Reconhecendo a importância dessa postura empática, Lauermann (Revista Crianças, 2020) destaca os atendimentos terapêuticos como um direito a ser garantido. Ela discorre sobre a garantia desse direito, em especial a clínica com bebês e crianças pequenas, em termos de políticas públicas em saúde. Entendemos, nesses termos, que qualquer criança e bebê em sofrimento tem direito ao atendimento. Intervir em um tempo inicial significa intervir em um tempo de constituição, num momento da vida quando ainda não há um sintoma cristalizado (Zornig, 2010), assumindo um caráter preventivo.

Por se tratar de uma importante fase do amadurecimento emocional, é fundamental que qualquer conflito que esteja impactando e interferindo no desenvolvimento das competências infantis possa ser superado o mais rápido possível (Rocha, 2009). A intervenção nas relações iniciais é um dispositivo que busca favorecer esse desenvolvimento saudável na primeira infância. De fato, essa estratégia de intervenção oportuna possui características e objetivos bastante específicos e se configura como um espaço privilegiado para a observação da interação pais-bebê ou pais-criança pequena (Oliveira, 2003).

O foco de intervenção é a relação entre os pais e o bebê, a partir da cena que acontece durante a consulta, na qual circulam aspectos da interação entre eles - aspectos sensoriais, o olhar, o toque, o tom de voz, a proximidade entre os pais e o bebê no aqui-e-agora (Rocha, 2009). O que o terapeuta faz é dar sentido a esses afetos, representando-os, fazendo conteúdos inconscientes circularem, de forma a favorecer as associações (Oliveira, 2003).
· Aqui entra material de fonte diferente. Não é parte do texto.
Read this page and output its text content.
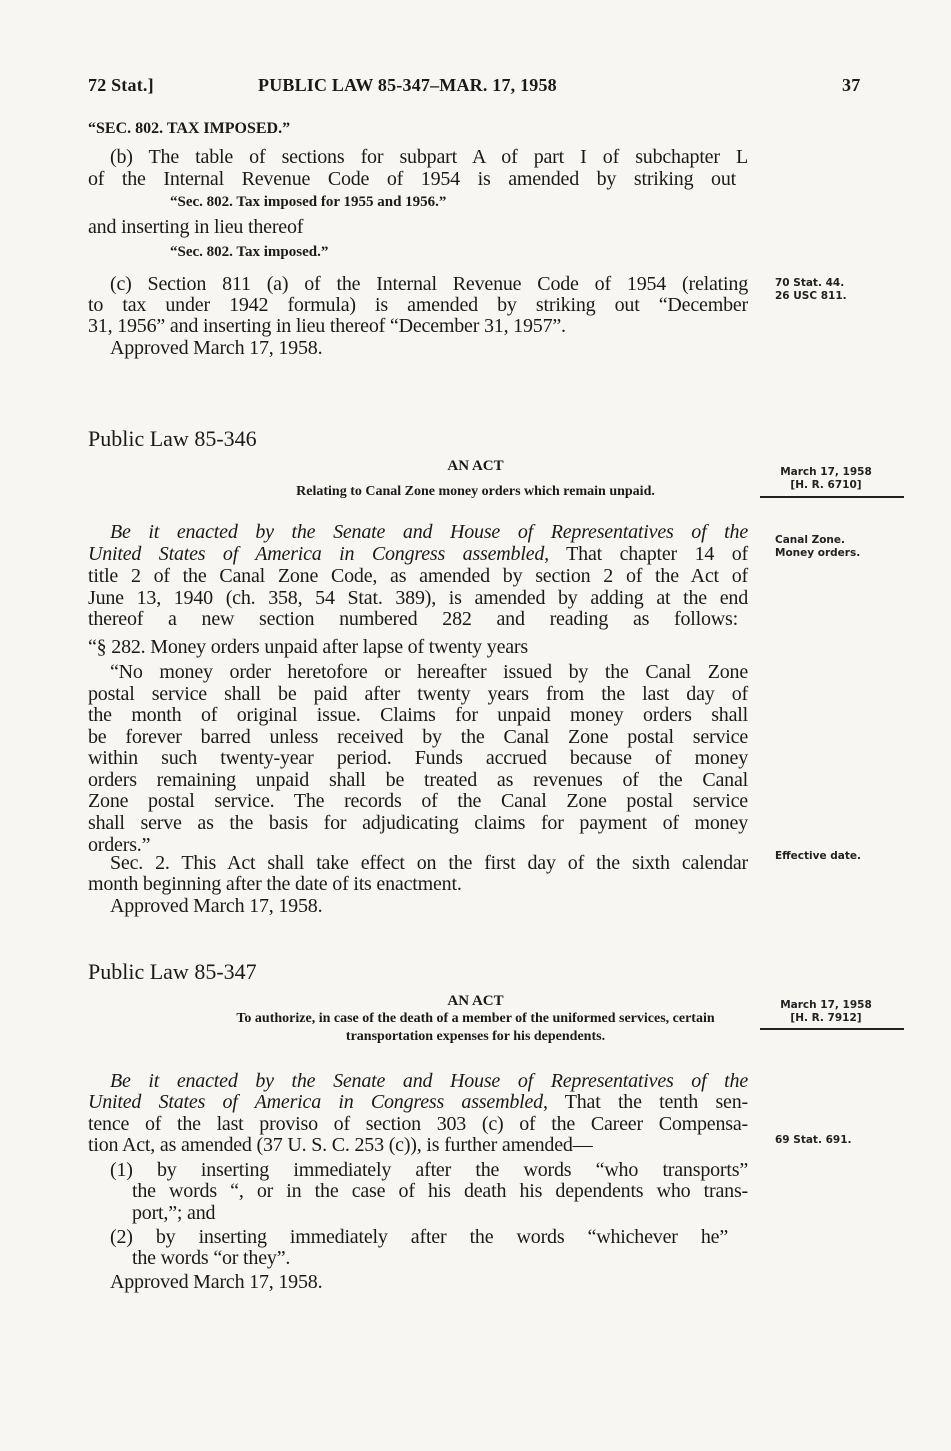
72 Stat.]	PUBLIC LAW 85-347–MAR. 17, 1958	37
“SEC. 802. TAX IMPOSED.”
(b) The table of sections for subpart A of part I of subchapter L
of the Internal Revenue Code of 1954 is amended by striking out
“Sec. 802. Tax imposed for 1955 and 1956.”
and inserting in lieu thereof
“Sec. 802. Tax imposed.”
(c) Section 811 (a) of the Internal Revenue Code of 1954 (relating
to tax under 1942 formula) is amended by striking out “December
31, 1956” and inserting in lieu thereof “December 31, 1957”.
Approved March 17, 1958.
70 Stat. 44.
26 USC 811.
Public Law 85-346
AN ACT
Relating to Canal Zone money orders which remain unpaid.
March 17, 1958
[H. R. 6710]
Canal Zone.
Money orders.
Be it enacted by the Senate and House of Representatives of the
United States of America in Congress assembled, That chapter 14 of
title 2 of the Canal Zone Code, as amended by section 2 of the Act of
June 13, 1940 (ch. 358, 54 Stat. 389), is amended by adding at the end
thereof a new section numbered 282 and reading as follows:
“§ 282. Money orders unpaid after lapse of twenty years
“No money order heretofore or hereafter issued by the Canal Zone
postal service shall be paid after twenty years from the last day of
the month of original issue. Claims for unpaid money orders shall
be forever barred unless received by the Canal Zone postal service
within such twenty-year period. Funds accrued because of money
orders remaining unpaid shall be treated as revenues of the Canal
Zone postal service. The records of the Canal Zone postal service
shall serve as the basis for adjudicating claims for payment of money
orders.”
Sec. 2. This Act shall take effect on the first day of the sixth calendar
month beginning after the date of its enactment.
Effective date.
Approved March 17, 1958.
Public Law 85-347
AN ACT
To authorize, in case of the death of a member of the uniformed services, certain
transportation expenses for his dependents.
March 17, 1958
[H. R. 7912]
Be it enacted by the Senate and House of Representatives of the
United States of America in Congress assembled, That the tenth sen-
tence of the last proviso of section 303 (c) of the Career Compensa-
tion Act, as amended (37 U. S. C. 253 (c)), is further amended—	69 Stat. 691.
(1) by inserting immediately after the words “who transports”
the words “, or in the case of his death his dependents who trans-
port,”; and
(2) by inserting immediately after the words “whichever he”
the words “or they”.
Approved March 17, 1958.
Uma vez que o bebê tem sua subjetividade inaugurada no registro das trocas sensoriais, é preciso que alguém exerça a função de identificar e interpretar seus sinais corporais, para que seja possível construir uma história narrativa. É necessário um ambiente afetivo sensível às suas necessidades, a fim de que seu potencial inato se atualize e se desenvolva (Zornig, 2010). Ao terapeuta, cabe intervir aliando-se a esse bebê e sua família, no sentido de dar voz e fazer reverberar a comunicação essencialmente corporal e sensorial, seja por meio de um gesto, por exemplo segurando o bebê, seja por meio de uma fala disparadora ou palavra organizadora (Oliveira, 2003).
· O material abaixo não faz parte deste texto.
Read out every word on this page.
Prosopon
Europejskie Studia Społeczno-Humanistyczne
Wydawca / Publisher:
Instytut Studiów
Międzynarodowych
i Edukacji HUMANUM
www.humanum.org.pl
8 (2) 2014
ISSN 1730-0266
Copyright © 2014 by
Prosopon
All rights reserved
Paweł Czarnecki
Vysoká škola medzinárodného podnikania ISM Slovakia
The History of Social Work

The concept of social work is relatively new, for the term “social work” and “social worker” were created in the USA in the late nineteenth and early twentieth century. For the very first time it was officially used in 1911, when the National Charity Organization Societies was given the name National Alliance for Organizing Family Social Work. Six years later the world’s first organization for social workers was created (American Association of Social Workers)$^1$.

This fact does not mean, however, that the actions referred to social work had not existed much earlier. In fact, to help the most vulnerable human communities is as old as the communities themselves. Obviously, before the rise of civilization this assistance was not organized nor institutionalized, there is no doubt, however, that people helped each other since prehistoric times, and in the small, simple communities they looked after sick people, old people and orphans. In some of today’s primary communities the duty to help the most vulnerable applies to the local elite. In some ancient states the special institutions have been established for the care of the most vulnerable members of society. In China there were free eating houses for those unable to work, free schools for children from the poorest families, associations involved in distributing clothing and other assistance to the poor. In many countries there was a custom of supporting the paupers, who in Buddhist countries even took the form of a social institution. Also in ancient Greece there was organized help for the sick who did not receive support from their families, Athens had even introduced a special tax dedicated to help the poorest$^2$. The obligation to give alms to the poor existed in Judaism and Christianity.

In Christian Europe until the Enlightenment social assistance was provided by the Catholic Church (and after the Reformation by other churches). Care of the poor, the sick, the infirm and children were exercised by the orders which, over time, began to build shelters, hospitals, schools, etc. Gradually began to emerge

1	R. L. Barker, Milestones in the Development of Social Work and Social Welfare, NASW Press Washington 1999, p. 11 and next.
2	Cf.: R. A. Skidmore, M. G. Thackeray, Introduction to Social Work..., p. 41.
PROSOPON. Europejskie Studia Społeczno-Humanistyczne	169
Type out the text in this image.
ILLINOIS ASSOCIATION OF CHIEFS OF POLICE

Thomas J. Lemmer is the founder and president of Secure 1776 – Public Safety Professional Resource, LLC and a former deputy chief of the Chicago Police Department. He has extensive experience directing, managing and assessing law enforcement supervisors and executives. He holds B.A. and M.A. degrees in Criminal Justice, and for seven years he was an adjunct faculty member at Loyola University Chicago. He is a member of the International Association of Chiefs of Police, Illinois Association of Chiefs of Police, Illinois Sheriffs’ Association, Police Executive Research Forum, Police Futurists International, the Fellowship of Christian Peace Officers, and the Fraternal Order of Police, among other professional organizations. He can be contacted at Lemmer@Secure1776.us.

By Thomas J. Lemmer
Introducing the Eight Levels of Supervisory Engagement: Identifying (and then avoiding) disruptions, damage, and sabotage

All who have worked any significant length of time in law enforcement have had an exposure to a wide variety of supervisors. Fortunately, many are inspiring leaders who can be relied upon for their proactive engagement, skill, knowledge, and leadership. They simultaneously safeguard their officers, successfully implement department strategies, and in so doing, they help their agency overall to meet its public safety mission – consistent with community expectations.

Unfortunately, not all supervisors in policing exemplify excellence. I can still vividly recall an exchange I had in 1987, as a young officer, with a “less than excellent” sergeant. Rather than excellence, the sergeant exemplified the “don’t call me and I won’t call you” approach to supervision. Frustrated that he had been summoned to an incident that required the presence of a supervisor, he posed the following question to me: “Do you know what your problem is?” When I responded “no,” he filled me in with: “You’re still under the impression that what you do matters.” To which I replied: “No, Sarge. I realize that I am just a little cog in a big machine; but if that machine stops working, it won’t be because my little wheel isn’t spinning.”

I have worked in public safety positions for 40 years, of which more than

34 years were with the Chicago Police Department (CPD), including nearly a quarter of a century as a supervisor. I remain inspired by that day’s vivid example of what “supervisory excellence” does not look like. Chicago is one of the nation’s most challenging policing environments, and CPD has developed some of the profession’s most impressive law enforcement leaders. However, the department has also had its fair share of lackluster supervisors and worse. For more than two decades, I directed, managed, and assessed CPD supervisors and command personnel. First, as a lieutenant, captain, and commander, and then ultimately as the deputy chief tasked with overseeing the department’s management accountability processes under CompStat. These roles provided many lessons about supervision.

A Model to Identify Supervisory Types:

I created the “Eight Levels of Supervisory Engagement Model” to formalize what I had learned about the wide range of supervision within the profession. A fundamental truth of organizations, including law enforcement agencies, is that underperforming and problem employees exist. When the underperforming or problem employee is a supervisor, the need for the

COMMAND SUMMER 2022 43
Isso posto, reconhecemos o direito e a importância das intervenções num momento tão privilegiado quanto o das relações iniciais pais-bebê. Em contrapartida, em um cenário em que somos invadidos pela necessidade de reajustes nas relações sociais, no fazer clínico e no ensino teórico-prático, seria possível capacitar-se, intervir, sustentar e dar continência de forma remota? No que tange a essa clínica com bebês e crianças pequenas, as intervenções podem ter eficácia sem a dimensão presencial? Um trabalho analítico online com bebês, essencialmente sensoriais, é produtivo? Em tempo de formação profissional, é possível o desenvolvimento das competências clínicas nesse cenário de tantas adaptações? Estas eram algumas das tantas questões que fazíamos.

Neste artigo, não temos a intenção de responder a todas essas questões, tampouco de esgotar as possibilidades de atuação nesse contexto, mas sim apontar alguns caminhos percorridos e possíveis para pensar essa clínica tão rica e sensível em um momento de inúmeros reajustes e adaptações. Para tanto, relatamos a seguir a experiência que tivemos à luz da potência criativa do trabalho com crianças pequenas e suas famílias, atravessado pela pandemia de covid-19, com um caso clínico atendido no Núcleo de Pais e Bebês do Setor de Saúde Mental do Departamento de Pediatria da Unifesp e que parte do programa de especialização em Psicologia da Infância.

É importante salientar que o caso apresentado se delineou segundo o conceito de consultas terapêuticas introduzido por Winnicott (1971/1975) e desenvolvido por Lebovici (1987), pelo seu caráter breve e focal em aspectos do vínculo afetivo que favorecem ou dificultam o desenvolvimento da criança. Ambos os autores apresentam a consulta terapêutica como favorecedora de processos integrativos de um conflito, um sofrimento mal elaborado do passado, ambivalências no contato com o bebê, ou qualquer outro aspecto dissociado da personalidade que possa estar provocando falhas no desempenho das funções parentais (Rocha, 2009).

Apresentamos a seguir algumas vinhetas de um encontro presencial com Cecília1 e sua mãe, e outros cinco online, com mãe e filhas. Ilustramos aqui como esse setting pode se constituir em um espaço potencial e favorecedor para o desenvolvimento da parentalidade, em que os conflitos e sintomas circulam e se abrem para a possibilidade de prevenção da cristalização de transtornos do desenvolvimento infantil.

 

O desvelamento de uma história familiar: caminhos possíveis de atendimentos realizados online

Cecília é uma criança de 3 anos de idade, gêmea de Clarice, filha de Rosa e José e irmã de Ana, uma adolescente, filha do primeiro casamento da mãe.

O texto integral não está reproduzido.